Obama's eloquent expressions of his commitment to multilateralism aren't much help to the ragtag rebels fighting Gaddafi's army. Neither did the rebels derive any military gain from the decision this week of Italy to join France and Qatar in extending diplomatic recognition to their interim government, the Benghazi-based Libyan National Council. Obama's admirers who have sometimes compared their idol to John F. Kennedy might not find the comparison so flattering, now that the president has stumbled into a situation that is beginning to resemble the botched 1961 Bay of Pigs invasion.
The most tragic aspects of this situation are playing out in the sands of North Africa, where anti-Gaddafi fighters are dying for an increasingly forlorn hope. (The military stalemate may result in something very much like Roger Kaplan's proposed idea for the partition of Libya.) While hardly comparable to the suffering of the Libyans, the domestic political consequences of Obama's foreign-policy failure are not to be underestimated. Many of his liberal supporters were dismayed by the president's resort to military intervention, and the prolonged conflict in Libya -- is it too soon to call it a "quagmire"? -- has helped push gasoline prices closer to $4 a gallon. Libya ranks only 18th among nations in terms of oil production, but the loss of its 1.5 million barrels per day is not insignificant, and crude oil is now trading at prices not seen since September 2008. Some analysts expect prices to reach as a high as $150 a barrel later this year, and at least one Democratic consultant has said the spike in fuel prices is a "mortal peril" to Obama's re-election prospects.

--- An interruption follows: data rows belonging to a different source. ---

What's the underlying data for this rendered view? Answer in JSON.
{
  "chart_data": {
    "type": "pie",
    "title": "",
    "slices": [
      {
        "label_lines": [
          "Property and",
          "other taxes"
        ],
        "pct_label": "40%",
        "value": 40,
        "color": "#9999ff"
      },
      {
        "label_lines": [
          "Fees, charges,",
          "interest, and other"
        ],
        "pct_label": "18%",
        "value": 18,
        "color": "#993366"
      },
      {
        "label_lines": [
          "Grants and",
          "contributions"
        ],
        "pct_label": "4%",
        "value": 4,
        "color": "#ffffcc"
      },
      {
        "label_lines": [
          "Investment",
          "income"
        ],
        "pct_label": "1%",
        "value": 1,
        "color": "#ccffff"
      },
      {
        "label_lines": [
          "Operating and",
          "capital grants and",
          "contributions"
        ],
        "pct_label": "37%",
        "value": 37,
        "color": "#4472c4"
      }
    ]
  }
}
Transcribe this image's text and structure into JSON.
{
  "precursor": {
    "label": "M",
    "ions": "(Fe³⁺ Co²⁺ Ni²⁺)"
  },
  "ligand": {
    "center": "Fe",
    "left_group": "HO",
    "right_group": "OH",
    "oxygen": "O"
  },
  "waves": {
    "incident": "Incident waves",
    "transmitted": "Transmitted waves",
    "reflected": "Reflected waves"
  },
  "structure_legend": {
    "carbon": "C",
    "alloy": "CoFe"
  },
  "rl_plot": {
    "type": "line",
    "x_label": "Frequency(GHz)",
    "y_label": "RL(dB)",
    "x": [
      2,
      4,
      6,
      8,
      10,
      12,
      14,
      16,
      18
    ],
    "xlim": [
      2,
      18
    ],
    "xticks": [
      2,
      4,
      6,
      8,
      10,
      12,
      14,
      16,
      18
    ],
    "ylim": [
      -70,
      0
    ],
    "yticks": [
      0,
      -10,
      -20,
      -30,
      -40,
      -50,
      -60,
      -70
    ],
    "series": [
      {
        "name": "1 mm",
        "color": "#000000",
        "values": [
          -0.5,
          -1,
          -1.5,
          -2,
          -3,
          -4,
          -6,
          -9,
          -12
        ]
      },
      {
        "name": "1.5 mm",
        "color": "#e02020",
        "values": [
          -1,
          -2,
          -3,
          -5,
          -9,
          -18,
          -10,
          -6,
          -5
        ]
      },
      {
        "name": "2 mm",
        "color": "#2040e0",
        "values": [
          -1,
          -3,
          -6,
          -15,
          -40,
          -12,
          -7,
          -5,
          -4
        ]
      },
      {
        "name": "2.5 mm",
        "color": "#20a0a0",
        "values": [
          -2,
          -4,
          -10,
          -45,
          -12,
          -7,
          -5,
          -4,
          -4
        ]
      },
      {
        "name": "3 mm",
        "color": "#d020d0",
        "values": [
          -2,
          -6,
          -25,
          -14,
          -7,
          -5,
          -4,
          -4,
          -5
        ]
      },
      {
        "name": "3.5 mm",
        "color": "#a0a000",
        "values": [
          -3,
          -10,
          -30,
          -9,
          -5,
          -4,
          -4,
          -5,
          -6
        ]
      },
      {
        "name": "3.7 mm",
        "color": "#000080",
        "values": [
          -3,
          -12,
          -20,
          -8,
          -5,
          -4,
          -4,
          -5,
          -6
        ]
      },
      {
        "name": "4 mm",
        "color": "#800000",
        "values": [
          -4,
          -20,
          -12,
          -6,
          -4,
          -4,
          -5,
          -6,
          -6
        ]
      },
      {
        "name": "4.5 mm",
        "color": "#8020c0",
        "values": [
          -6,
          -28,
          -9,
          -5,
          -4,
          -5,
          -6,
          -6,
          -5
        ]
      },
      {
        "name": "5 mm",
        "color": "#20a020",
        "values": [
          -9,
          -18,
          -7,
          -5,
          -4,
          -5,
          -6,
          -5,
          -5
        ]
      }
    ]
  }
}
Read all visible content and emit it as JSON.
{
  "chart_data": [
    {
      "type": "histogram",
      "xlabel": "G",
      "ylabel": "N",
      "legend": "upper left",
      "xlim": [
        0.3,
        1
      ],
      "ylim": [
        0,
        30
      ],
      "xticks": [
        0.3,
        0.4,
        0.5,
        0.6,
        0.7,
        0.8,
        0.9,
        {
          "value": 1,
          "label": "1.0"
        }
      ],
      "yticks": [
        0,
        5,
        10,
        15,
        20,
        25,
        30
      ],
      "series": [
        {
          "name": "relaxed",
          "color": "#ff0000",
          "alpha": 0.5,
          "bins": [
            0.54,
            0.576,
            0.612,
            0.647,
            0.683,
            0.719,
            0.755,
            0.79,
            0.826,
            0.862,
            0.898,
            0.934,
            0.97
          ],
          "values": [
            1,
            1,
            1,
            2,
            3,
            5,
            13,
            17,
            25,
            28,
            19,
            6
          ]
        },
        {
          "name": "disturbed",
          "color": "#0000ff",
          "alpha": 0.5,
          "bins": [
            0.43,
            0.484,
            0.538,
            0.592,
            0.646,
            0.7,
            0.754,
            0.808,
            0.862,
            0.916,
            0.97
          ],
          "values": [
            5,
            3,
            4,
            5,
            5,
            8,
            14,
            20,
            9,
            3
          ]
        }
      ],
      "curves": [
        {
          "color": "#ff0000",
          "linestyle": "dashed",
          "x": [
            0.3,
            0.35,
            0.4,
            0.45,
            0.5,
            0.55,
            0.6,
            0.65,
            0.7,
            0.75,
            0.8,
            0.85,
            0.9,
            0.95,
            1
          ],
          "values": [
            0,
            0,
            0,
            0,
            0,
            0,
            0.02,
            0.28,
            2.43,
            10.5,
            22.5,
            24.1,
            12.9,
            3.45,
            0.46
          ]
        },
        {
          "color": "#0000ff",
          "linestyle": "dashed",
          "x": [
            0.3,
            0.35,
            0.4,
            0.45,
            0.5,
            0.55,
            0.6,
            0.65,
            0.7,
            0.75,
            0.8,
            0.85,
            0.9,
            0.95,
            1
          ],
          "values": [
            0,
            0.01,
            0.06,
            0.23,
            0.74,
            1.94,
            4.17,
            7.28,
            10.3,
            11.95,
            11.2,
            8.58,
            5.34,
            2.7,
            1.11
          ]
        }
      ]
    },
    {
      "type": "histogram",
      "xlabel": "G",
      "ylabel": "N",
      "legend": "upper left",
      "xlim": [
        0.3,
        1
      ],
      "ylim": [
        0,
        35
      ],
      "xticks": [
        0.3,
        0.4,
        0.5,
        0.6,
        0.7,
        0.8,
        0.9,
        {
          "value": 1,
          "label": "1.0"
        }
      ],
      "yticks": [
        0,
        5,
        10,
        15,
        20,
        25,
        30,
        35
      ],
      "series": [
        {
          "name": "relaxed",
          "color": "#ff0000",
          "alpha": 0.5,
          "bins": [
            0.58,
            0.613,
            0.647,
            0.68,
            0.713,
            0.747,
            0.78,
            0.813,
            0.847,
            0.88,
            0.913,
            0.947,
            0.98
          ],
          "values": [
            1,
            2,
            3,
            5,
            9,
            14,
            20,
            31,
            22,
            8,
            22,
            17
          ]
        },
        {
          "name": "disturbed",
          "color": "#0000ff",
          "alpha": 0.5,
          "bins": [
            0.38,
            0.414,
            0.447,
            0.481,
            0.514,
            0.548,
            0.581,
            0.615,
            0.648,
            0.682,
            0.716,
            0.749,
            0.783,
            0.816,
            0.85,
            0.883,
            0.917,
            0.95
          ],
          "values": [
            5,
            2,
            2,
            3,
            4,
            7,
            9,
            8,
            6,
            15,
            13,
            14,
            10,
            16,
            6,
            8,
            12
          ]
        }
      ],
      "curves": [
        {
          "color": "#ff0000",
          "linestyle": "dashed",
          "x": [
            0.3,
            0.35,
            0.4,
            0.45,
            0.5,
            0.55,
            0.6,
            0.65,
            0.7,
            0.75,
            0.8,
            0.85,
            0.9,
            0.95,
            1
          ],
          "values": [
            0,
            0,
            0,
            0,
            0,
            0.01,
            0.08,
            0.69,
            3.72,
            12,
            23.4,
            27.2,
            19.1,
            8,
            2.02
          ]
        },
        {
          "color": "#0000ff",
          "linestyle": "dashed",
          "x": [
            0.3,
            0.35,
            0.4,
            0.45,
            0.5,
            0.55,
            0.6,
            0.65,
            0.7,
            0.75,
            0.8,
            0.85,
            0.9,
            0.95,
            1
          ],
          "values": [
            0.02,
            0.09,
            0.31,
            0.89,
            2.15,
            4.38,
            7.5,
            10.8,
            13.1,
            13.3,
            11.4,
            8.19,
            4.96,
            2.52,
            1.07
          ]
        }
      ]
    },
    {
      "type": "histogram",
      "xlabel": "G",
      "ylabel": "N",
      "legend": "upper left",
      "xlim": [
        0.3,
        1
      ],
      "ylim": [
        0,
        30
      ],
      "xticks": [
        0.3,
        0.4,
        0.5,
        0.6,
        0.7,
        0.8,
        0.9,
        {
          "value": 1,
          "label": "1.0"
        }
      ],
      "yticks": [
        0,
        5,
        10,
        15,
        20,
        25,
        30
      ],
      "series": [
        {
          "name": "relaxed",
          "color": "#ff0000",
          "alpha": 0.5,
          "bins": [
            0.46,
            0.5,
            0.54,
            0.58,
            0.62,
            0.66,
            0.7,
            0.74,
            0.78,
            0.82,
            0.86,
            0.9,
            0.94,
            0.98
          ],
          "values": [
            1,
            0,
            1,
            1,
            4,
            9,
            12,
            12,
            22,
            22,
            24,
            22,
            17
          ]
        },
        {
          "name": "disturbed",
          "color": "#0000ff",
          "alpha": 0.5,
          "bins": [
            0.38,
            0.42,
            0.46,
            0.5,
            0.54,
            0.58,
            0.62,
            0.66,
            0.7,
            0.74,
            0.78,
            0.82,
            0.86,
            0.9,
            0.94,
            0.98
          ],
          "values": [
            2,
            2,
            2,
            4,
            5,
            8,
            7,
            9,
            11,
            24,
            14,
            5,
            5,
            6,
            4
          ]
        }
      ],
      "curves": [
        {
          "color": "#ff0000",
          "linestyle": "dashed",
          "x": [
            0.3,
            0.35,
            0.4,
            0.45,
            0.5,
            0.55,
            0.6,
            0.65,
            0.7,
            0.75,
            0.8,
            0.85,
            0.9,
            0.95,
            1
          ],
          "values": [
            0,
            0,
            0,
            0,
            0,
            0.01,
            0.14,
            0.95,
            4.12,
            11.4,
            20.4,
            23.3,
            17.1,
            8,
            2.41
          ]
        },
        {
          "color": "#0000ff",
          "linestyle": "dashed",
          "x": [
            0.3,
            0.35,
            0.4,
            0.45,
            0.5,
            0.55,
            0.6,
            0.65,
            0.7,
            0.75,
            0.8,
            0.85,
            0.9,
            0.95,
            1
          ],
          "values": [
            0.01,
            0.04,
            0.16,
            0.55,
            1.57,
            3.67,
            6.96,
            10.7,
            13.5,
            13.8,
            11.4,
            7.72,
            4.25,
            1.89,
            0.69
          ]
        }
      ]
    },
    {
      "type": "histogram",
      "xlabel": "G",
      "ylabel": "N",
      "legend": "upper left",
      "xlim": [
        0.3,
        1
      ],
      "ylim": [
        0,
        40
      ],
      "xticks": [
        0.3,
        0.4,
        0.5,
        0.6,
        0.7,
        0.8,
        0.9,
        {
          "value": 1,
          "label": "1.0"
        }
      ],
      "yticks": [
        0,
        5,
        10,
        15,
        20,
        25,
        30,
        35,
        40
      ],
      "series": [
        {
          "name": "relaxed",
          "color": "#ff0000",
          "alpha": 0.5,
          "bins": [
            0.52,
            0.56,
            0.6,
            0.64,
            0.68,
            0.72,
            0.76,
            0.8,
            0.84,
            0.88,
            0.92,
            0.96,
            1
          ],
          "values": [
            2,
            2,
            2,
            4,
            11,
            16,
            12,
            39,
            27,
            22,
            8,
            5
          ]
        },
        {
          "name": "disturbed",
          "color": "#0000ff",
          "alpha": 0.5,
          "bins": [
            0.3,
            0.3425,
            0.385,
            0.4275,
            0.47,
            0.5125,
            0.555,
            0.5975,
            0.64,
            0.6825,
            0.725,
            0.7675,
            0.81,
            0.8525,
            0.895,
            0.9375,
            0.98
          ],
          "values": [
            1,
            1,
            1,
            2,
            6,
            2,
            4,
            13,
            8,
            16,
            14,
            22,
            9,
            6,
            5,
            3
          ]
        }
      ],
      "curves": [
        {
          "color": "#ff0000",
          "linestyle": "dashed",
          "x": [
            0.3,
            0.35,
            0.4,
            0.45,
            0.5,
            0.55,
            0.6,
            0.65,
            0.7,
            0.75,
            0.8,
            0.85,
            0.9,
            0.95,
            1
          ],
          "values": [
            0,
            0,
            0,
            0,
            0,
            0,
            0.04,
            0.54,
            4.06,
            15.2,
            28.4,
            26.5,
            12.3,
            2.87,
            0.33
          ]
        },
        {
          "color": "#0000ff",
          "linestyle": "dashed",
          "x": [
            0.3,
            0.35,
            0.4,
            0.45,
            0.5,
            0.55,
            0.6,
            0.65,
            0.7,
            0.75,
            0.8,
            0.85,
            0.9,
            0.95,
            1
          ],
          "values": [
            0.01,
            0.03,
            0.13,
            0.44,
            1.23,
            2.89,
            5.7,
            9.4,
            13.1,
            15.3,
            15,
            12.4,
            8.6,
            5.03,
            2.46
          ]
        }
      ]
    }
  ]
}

None of this is to say that the situation in Libya is entirely hopeless. Gaddafi's regime is being squeezed by economic sanctions, there are reportedly shortages of food and other necessities in Tripoli, and the dictator might be ousted next week or next month, for all we know. Three weeks into the first American military intervention of Obama's choosing, however, the prospects are not encouraging. The best support that New York Times columnist Tom Friedman could offer for Obama's Libya policy was his prayer that the president would be "lucky." That was on March 29, when anti-Gaddafi fighters still controlled Ras Lanuf and Brega. One report late yesterday described a rebel retreat that had turned into a "stampede" from Ajdabiya toward Benghazi. And so it appears that Obama's luck may be running out in Libya.